Remark 91.16.3. If the morphism $f : \mathcal{S}_ U \to \mathcal{X}$ of Lemma 91.16.2 is only assumed surjective, flat and locally of finite presentation, then it will still be the case that $f_{can} : [U/R] \to \mathcal{X}$ is an equivalence. In this case the morphisms $s$, $t$ will be flat and locally of finite presentation, but of course not smooth in general.

Lemma 91.16.2 suggests the following definitions.

Definition 91.16.4. Let $S$ be a scheme. Let $B$ be an algebraic space over $S$. Let $(U, R, s, t, c)$ be a groupoid in algebraic spaces over $B$. We say $(U, R, s, t, c)$ is a smooth groupoid1 if $s, t : R \to U$ are smooth morphisms of algebraic spaces.

Definition 91.16.5. Let $\mathcal{X}$ be an algebraic stack over $S$. A presentation of $\mathcal{X}$ is given by a smooth groupoid $(U, R, s, t, c)$ in algebraic spaces over $S$, and an equivalence $f : [U/R] \to \mathcal{X}$.

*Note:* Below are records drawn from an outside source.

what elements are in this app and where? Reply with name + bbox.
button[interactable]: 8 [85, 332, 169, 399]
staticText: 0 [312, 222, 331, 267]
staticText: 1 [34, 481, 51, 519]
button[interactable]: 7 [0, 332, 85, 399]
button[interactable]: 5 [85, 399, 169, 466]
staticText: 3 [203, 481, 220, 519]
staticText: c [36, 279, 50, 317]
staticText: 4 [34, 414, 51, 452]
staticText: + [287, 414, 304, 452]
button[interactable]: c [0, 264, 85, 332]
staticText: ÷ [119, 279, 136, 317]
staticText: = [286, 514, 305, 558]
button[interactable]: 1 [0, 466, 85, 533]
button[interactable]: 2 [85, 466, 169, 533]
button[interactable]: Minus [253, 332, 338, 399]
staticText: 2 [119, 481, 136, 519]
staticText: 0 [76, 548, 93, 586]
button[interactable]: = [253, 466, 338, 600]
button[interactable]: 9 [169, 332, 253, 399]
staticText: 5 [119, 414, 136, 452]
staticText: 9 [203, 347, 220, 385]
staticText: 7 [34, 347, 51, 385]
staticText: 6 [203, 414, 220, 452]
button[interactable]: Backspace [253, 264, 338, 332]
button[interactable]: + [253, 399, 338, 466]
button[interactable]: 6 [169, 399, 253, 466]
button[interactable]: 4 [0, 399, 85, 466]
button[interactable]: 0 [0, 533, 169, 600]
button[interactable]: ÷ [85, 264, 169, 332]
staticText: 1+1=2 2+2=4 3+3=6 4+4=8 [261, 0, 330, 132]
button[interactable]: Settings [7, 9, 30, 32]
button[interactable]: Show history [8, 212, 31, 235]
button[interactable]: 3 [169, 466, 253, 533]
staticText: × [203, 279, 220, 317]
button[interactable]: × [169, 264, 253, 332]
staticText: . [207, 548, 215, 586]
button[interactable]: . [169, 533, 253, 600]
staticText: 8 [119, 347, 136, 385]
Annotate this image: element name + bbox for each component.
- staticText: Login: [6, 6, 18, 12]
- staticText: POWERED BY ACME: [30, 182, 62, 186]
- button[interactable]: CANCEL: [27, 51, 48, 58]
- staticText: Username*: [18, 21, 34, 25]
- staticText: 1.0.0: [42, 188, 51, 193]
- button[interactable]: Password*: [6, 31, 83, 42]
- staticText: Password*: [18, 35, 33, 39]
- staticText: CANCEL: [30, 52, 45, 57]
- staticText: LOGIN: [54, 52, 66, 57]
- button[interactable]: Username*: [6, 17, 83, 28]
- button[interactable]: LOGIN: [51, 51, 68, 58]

We have seen above that every algebraic stack has a presentation. Our next task is to show that every smooth groupoid in algebraic spaces over $S$ gives rise to an algebraic stack.

 This terminology might be a bit confusing: it does not imply that $[U/R]$ is smooth over anything.